6
votes

For the better part of the last year my company has been slicing up a monolith and building new products upon principles of (micro) service architecture. This is all fine and gives us great flexibility in keeping UI and backend logic separate and lowering the amount of dependencies.

BUT!

There is an important part of our business that has a growing headache as a result of this, namely reporting.

Since we make sure that there is no data replication (and business logic sharing) between services, then each service knows its own data and if another service really needs to keep a reference for that data, they do it through ID's (entity linking, essentially). And while otherwise its great, it's not great for reporting.

Our business often needs to create ad-hoc reports about specific instances happening with our customers. In the 'old days' you made a simple SQL query that joined a couple of database tables and queried whatever you needed, but it is not possible with decoupled services. And this is a problem as business sees it.

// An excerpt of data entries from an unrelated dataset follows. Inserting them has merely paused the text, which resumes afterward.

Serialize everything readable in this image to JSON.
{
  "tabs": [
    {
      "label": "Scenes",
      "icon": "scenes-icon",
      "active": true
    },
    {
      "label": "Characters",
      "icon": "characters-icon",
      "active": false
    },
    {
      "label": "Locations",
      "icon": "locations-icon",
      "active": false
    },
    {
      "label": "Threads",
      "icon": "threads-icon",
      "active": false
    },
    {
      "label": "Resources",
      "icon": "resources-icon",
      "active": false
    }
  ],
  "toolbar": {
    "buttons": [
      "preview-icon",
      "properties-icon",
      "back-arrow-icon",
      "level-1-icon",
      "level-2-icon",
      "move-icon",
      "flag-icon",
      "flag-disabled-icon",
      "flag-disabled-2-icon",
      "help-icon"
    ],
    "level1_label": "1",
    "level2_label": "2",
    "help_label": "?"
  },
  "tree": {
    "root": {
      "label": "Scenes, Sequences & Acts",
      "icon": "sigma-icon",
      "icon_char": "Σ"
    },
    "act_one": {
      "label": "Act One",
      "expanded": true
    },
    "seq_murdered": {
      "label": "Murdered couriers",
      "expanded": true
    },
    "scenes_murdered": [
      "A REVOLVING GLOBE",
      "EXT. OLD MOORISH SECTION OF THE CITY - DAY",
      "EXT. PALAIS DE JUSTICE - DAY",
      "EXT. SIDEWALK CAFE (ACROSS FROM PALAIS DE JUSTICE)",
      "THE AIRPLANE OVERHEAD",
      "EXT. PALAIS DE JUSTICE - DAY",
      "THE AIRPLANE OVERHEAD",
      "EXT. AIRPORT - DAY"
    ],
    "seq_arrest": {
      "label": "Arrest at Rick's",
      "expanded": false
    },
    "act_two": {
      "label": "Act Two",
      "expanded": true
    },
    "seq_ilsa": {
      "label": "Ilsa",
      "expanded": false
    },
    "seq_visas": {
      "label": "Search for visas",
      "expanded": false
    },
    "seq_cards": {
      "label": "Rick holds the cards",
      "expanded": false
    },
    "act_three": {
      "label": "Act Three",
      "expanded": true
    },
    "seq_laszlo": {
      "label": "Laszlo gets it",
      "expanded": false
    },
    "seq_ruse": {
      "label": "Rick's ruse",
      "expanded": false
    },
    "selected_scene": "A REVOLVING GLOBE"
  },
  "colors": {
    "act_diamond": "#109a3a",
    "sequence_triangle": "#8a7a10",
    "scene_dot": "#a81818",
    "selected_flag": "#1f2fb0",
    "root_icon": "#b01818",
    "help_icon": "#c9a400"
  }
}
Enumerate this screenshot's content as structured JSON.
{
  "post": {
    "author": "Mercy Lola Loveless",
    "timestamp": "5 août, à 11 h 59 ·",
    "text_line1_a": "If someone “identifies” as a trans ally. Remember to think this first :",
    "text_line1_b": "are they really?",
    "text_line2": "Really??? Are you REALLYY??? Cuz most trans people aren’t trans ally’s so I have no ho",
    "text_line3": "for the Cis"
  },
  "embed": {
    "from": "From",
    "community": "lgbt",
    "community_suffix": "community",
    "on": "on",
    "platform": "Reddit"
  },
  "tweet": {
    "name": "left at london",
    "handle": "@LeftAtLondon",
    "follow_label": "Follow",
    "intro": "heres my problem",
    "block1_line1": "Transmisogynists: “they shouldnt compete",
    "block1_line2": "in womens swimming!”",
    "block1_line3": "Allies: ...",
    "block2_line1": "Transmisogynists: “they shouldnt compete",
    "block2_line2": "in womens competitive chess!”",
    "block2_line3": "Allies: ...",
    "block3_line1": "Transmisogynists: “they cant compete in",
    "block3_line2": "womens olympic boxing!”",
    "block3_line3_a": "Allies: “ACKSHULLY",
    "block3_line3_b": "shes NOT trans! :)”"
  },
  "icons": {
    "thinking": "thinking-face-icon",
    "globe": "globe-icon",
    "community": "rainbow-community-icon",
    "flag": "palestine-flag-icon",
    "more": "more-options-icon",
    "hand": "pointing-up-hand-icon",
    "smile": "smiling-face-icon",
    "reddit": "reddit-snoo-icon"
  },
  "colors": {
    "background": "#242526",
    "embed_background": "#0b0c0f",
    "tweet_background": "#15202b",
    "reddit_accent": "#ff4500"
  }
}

I am personally not a fan of data replication for reporting purposes in the back end, as that may have another tendency to grow into a nightmare (which it already is even in our legacy monoliths). So this problem is really not about legacy monoliths versus modern microservices, but about data dependencies in general.

Have you faced issues like this and if yes, then how did you solve it?

EDIT:

We have been discussing in-house the few potential solutions how to solve this, but none of them are actually good and I've not gotten the answer I am looking for yet that solves the issues in large scale.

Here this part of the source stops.